Tessa giggled beside me.
One second later, the bell rang. It jarred me out of the trance the man held me under, my entire being jolted with the sound, as if time had been set to pause and it’d begun to speed to catch back up.
Children screeched their excitement and ran to grab their bags that were lined up against the wall.
“Please remain in your car tomorrow,” I called out, the words roughened shards as I reluctantly released Gage’s hand.
“I’ll see what I can do,” he returned, just as smug and cocky and infuriating as he’d been last night.
Gage went running that way, that giant backpack bouncing all over. He glanced at me, running backward for two steps, nothing but grins and belief. “Don’t worry, I’ll be back to see you tomorrow, Miss Murphy!”
When the child made it to him, Trent stretched out a hand for Gage to take.
For a flash, his entire demeanor shifted when he looked down at the child and the child smiled up at him.
Soft. Kind. Protective.
I had to be seeing things.
Then he turned to leave on those ridiculous boots, but not before he tossed out from over his shoulder, “See ya soon, Kitten.”
Anger rushed, my cheeks hot and my pulse wild and that irrational rage taking hold.
All mixed up with that feeling.
That impossibility.
They walked back to the Porsche, and I remained rooted to the spot as he helped Gage into the backseat and into a booster before he rounded the front of the car and slipped into the driver’s seat.
The man glared at me before he tossed his car back into drive and pulled from the curb.
Fingernails curled into my upper arm. “Holy shit, Eden Jasmine Murphy,” Tessa hissed. “What was that? And you better fess it up now, because I can already feel your denial coming on, and there is no denying whatever the heck that was.”
She waved a turbulent hand through the air as if she could capture that feeling.

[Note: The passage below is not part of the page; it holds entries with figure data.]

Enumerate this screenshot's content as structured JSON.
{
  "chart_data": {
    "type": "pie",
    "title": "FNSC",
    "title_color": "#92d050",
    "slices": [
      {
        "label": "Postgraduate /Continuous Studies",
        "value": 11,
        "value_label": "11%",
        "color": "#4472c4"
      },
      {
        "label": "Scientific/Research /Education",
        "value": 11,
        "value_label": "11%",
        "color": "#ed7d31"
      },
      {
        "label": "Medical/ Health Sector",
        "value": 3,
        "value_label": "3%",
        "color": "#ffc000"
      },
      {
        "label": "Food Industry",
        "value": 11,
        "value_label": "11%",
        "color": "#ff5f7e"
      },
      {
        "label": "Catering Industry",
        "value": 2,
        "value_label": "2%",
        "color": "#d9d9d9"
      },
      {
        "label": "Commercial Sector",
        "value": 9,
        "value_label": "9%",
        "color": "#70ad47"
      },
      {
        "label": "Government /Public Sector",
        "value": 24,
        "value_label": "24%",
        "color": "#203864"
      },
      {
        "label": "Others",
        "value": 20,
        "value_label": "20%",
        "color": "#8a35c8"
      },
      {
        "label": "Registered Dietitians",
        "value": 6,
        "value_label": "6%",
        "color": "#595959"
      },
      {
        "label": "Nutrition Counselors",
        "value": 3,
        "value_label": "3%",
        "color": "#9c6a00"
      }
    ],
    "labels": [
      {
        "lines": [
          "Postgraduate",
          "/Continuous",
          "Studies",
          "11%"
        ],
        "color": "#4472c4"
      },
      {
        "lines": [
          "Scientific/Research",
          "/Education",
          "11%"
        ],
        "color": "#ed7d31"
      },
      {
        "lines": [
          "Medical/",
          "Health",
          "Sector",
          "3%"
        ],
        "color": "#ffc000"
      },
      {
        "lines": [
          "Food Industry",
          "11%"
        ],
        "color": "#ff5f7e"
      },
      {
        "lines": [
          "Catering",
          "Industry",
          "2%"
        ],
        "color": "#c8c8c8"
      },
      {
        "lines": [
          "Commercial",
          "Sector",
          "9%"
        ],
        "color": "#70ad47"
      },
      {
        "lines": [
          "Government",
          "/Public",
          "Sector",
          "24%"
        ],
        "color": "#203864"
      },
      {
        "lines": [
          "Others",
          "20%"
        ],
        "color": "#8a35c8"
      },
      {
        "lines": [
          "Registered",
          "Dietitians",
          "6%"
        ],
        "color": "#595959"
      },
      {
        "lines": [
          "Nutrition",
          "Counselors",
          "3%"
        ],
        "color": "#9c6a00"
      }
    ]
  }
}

Something unattainable but real.
“That?” I let my eyes follow the car that whipped out of the drive far too fast. “That was my new boss.”
Five
Eden
Life is a series of choices. Some are easier made than others. Some take days or weeks or even years of contemplation, while others are made in a split second. Some are destined to be mistakes and others are made of sound judgement and mind. Fueled by wisdom and foresight and discernment.
Black and white.
But sometimes?
Sometimes they are grayed. Blurred. Obscured in a hazy cloud of smoke.
Vapors and mist and uncertainty.
That’s exactly what it felt like as I slipped into the murky shadows of the hall outside the dressing room where I’d just placed my bag into a locker and pulled a clean apron over the jeans and tee I’d opted for as attire tonight.
I felt as if I were stepping into uncertainty.
Into a different world where I didn’t know the rules. Where I questioned the unsteady terrain on which I traveled.
Or maybe subconsciously I knew full well I was making a mistake by following this path. That I was begging for trouble.
Maybe I sensed it as a premonition as I edged down the confined passageway toward the kitchen. An omen that whipped and whirred through the dense, thickened air that held fast to the cramped quarters of the hall.
I was standing at a clear line where I had to make a choice. Keep moving forward or turn and run.
I supposed I was the fool who continued to edge toward that destiny.
I was almost to the turn that hooked into the kitchen when I felt the dark presence emerge from behind.
As if he’d felt me pass by his office.
Or maybe he’d just been watching.
Waiting.
The hunter who wanted to play with his prey before he went in for the kill.
My heart skittered and my flesh prickled, and I inhaled a shaky breath as I slowed and turned around.